When Mother passed away a few months later, we took her home to the little mountain town to rest beside Dad. A day after the service, I drove toward the Imperial and wondered if I could somehow get inside. After parking my car, I found, to my surprise, the front door was unlocked, and I discovered I was alone in the foyer.
Wooden doors were open to reveal a large room perfect for hosting a huge celebration complete with a band. But, unfortunately, the hotel was void of sound. Yet, I could feel the beat of the music as I envisioned my parents dancing as they always loved to do.
The unwritten messages
While standing among the spirits still alive in the Imperial, I understood how Mom’s dream prepared us for her departure from this world. In the end, Mother was ready to join the others who await her just beyond the doors to eternity. Her frustration was over.
We receive images and messages of eternal life all the time.
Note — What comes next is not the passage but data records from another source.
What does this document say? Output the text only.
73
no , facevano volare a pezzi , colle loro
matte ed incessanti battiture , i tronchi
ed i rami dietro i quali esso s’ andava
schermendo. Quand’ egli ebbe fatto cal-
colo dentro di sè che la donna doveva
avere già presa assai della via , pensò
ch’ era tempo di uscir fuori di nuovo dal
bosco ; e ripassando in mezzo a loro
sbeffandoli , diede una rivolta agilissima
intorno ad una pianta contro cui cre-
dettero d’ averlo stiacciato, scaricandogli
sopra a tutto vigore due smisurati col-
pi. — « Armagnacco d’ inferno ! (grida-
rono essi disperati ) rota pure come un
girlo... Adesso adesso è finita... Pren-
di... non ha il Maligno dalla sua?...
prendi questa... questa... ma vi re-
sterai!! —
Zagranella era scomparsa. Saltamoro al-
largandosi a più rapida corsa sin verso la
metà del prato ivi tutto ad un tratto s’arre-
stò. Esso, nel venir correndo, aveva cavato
Either we decide to pay attention to them or ignore them completely. Usually, when we don’t trust what we hear or see, we deem ourselves more intelligent than the Divine, causing us to not be very intelligent.
People call such events everything from God-Winks to bizarre coincidences to hogwash, but I call them gifts. Precious connections to unite us with God and those we have lost from this life. They remind me of a small present tied with a satin ribbon. Once you untie the bow, the box reveals glimpses of forever.
Listen with your soul
Today, the depot near the hotel is now a museum run by its cultural administrator, a young man new to the area. Mr. Cleary fell in love with the town’s history and the under 3000 people who call Monterey, Tennessee, home. I met him for the first time when I visited a few weeks ago.
He had just purchased his first house. “Where is your new home?” I asked. After a brief conversation, I knew exactly where it was. It was the house where I was born.
I looked up to the hill just beyond the depot to the old brick Imperial and smiled. There is no music flowing from the rooms, nor sounds of laughter, nor trains that stop to deboard weary travelers seeking rest. Yet somehow, the magic that makes life whirl like the wind in the mountains reminds me that we all remain connected to the past, to those we love, and not even death can stop the dance.
Sometimes, when we are caught up in the noise of life, it is vitally important to become quiet and listen to the music just beyond the doors.